When the report came out in 2018, it made a splash, with news headlines warning that the world had “12 years” left to tackle climate change. Activists, including Greta Thunberg, rallied around the goal as a point of no return. But as time wore on and the world failed to dramatically rein in carbon emissions, the target — already considered unrealistic back in 2018slid out of reach. Scientists say that it’s certainly bad news, but it’s not game over. “It’s not like there’s a magical barrier at that number in terms of like, we can never go back, or like it’s a clear tipping point where that number specifically flips a switch,” Di Liberto said. “These things run on a spectrum.” Each incremental increase in warming leads to more catastrophic consequences.

Hitting 1.5 degrees in an El Niño year wouldn’t be the same as averaging those temperatures across several years. “This would be a temporary breaching,” said Josef Ludescher, a scientist at the Potsdam Institute for Climate Impact Research in Germany. “This is a different story compared to if it’s a constant state every year for vegetation or corals. One year might be survivable, but what happens if it’s always those temperatures?”

That said, a strong El Niño like the one in that started in 2015 could cause some permanent damage. That year, the Great Barrier Reef in Australia saw the most devastating coral bleaching event in history, with a marine heat wave killing off more than half of corals in the northern part of the reef. If El Niño appears again, “that would ratchet up concerns, especially for another bleaching event across the Great Barrier Reef,” Di Liberto said. Even La Niña years, such as last year, are getting hot enough to cause mass bleaching

El Niño’s arrival could also be disastrous for the Amazon rainforest, which scientists have warned is nearing a critical “tipping point.” The rainforest, already struggling with challenges from climate change and deforestation, could eventually transform into something more like a grassy savanna, releasing the vast stores of carbon held in its trees. The drought and fires egged on by the last strong El Niño killed roughly 2.5 billion trees in the Amazon, temporarily turning one of the world’s largest carbon-capturing ecosystems into a giant source of carbon emissions.

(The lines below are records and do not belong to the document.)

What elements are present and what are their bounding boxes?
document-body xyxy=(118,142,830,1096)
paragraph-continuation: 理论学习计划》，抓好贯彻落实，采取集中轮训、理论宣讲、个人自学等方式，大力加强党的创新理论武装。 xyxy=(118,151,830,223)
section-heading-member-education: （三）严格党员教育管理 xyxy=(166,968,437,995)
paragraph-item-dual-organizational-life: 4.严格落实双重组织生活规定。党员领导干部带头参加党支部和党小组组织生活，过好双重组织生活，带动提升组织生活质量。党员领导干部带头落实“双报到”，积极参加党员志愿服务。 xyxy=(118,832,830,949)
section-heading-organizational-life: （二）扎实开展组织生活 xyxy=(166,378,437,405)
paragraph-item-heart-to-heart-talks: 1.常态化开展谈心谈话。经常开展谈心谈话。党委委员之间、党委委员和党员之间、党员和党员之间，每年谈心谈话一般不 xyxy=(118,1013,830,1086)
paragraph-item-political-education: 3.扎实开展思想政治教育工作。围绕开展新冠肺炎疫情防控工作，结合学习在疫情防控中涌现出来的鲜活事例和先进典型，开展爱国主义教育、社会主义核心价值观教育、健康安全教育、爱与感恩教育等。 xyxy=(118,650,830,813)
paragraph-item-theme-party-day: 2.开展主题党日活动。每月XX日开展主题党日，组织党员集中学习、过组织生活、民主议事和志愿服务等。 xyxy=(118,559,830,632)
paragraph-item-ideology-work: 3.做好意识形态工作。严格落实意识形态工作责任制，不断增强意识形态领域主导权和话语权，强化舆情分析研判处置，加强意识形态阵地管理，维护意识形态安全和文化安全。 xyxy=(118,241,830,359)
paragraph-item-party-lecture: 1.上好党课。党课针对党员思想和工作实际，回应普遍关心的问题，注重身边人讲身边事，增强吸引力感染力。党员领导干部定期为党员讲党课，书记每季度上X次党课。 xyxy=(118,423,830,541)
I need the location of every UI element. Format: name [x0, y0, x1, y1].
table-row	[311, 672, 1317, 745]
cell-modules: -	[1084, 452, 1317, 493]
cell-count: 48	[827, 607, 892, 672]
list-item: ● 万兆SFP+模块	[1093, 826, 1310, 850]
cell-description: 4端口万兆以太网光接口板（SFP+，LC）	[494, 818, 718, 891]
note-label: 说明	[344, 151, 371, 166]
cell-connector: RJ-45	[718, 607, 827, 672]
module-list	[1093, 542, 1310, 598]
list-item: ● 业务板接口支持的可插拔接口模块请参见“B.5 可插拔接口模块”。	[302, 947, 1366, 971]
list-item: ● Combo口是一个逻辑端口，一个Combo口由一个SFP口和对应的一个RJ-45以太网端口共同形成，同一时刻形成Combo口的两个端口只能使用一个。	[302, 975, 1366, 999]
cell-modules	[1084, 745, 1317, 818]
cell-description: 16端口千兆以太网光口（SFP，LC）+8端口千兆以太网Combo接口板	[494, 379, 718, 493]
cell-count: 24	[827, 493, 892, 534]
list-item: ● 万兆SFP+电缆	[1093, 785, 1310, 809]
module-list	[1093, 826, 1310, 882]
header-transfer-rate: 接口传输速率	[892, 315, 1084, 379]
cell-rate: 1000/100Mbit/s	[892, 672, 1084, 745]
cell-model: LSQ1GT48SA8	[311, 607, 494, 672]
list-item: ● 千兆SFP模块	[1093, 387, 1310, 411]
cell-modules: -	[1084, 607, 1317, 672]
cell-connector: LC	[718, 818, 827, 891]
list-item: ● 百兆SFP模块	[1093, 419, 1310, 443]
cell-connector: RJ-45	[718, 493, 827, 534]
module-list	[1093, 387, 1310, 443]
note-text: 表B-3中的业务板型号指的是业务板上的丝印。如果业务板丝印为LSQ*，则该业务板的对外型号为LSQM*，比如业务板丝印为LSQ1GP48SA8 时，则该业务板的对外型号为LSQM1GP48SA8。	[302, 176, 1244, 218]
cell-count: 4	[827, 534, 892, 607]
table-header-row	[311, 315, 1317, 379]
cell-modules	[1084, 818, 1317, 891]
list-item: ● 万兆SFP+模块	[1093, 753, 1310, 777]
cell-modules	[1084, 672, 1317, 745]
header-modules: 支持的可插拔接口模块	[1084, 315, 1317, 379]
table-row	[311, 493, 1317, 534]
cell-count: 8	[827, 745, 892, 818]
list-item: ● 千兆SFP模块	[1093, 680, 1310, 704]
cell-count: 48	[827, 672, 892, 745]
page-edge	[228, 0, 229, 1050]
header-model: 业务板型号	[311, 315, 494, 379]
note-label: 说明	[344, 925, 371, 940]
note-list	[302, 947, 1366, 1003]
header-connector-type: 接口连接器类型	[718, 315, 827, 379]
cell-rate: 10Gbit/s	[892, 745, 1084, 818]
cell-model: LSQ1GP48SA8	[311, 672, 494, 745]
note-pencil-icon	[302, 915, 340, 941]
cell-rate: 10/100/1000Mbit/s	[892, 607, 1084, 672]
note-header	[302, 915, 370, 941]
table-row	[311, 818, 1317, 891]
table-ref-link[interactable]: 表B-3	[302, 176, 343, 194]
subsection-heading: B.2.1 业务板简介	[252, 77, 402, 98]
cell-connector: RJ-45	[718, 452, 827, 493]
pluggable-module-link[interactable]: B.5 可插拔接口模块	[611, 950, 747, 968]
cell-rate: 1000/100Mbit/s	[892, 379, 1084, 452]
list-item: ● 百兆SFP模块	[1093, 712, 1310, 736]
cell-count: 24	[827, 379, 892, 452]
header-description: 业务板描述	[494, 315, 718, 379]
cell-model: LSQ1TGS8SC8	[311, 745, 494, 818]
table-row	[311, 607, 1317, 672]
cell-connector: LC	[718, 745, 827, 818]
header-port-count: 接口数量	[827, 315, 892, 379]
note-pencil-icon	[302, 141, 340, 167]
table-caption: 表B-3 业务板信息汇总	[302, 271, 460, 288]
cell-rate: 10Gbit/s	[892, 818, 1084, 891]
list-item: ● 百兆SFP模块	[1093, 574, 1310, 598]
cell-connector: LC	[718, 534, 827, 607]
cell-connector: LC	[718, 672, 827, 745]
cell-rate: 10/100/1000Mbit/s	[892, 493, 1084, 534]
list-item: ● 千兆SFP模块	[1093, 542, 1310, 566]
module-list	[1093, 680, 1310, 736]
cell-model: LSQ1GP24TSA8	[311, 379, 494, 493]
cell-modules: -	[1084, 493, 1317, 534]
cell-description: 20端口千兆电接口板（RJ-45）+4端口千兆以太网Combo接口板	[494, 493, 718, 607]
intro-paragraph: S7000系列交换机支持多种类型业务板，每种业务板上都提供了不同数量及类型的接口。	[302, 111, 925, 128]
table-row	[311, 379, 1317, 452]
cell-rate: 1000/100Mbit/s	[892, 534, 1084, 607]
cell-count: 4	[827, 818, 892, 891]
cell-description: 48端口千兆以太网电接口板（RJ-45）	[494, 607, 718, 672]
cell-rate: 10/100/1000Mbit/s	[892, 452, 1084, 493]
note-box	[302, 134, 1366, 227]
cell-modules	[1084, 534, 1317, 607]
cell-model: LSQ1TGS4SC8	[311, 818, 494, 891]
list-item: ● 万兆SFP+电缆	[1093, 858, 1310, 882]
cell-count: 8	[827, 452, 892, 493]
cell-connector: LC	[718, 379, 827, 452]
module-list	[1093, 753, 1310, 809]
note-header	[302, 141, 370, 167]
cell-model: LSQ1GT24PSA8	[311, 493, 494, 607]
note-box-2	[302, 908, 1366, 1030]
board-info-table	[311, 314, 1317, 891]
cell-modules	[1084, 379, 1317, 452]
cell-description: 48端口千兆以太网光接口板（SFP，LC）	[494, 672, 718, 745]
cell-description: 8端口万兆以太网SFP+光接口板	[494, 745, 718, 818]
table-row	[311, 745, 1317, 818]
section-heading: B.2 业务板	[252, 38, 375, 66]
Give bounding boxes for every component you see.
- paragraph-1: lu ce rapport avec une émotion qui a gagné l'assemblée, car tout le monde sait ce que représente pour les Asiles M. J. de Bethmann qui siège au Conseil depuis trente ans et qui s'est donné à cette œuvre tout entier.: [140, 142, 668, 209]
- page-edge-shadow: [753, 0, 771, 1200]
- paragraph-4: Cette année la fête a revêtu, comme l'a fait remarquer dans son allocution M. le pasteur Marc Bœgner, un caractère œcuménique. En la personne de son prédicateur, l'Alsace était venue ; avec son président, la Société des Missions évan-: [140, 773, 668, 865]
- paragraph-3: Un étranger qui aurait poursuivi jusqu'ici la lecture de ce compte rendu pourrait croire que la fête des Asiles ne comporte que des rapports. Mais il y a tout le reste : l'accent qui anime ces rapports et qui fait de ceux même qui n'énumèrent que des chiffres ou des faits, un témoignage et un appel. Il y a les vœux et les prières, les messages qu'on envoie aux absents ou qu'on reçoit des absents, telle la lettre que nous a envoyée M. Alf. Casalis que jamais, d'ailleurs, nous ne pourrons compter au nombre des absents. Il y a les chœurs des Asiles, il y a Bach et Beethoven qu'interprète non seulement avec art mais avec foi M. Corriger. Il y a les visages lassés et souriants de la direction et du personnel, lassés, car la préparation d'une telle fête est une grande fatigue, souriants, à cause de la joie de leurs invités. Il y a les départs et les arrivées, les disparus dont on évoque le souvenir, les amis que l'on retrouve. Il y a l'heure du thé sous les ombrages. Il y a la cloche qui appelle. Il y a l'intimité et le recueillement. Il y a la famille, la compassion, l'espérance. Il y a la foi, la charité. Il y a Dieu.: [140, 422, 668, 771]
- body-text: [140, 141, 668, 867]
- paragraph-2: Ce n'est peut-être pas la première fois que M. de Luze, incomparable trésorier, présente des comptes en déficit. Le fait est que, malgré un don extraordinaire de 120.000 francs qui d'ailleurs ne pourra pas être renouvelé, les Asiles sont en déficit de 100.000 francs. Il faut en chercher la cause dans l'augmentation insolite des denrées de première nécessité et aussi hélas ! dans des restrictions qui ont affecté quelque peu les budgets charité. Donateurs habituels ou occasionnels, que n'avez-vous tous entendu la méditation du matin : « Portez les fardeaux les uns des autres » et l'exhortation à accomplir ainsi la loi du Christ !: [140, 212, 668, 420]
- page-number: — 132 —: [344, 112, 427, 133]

That same El Niño brought drought to Indonesia, and wildfires took off in forests and peatlands. During their height in September and October that year, the fires in Indonesia and surrounding areas released vast stores of carbon into the atmosphere per day — by one estimate, more than the entire European Union emitted from burning fossil fuels over the same period.

And, just like any other year, ice that melts from the land into the ocean helps lift sea levels. The last big El Niño was likely behind a major bout of melting in Antarctica in January 2016, when a sheet of meltwater developed across the surface of the Ross Ice Shelf, affecting an area larger than the state of Texas. Stronger El Niños may also accelerate the melting of the Antarctic ice sheet by warming up the deep waters of the ice shelf, according to a study by Australian researchers published this week in the journal Nature Climate Change.

But every El Niño is its own thing. Di Liberto likes to talk about it as a “tilt in the odds” towards different weather events. El Niño “may be the most consistent thing that allows us to forecast farther in advance, but we know there are other climate phenomena which could be just as strong an influence in a given month or season,” he said.

The effects would vary, depending on the place. In the United States, for instance, El Niño would likely bring more rain to the South and drier conditions to northern states. It would also cool waters in the Atlantic and lead to stronger wind shear that could tear apart tropical storms, a promising sign for a quieter hurricane season

Climate change may even be starting to affect El Niño itself, leading to “super El Ninos.” Over the last 40 years or so, the world has seen some of the strongest El Niños on record, Ludescher said. But it’s not totally clear whether this is a trend or just plain old chance. In any case, most models forecast that the world will continue to see intense El Niños over the next century — a worrying sign that the hottest years to come will be made even hotter.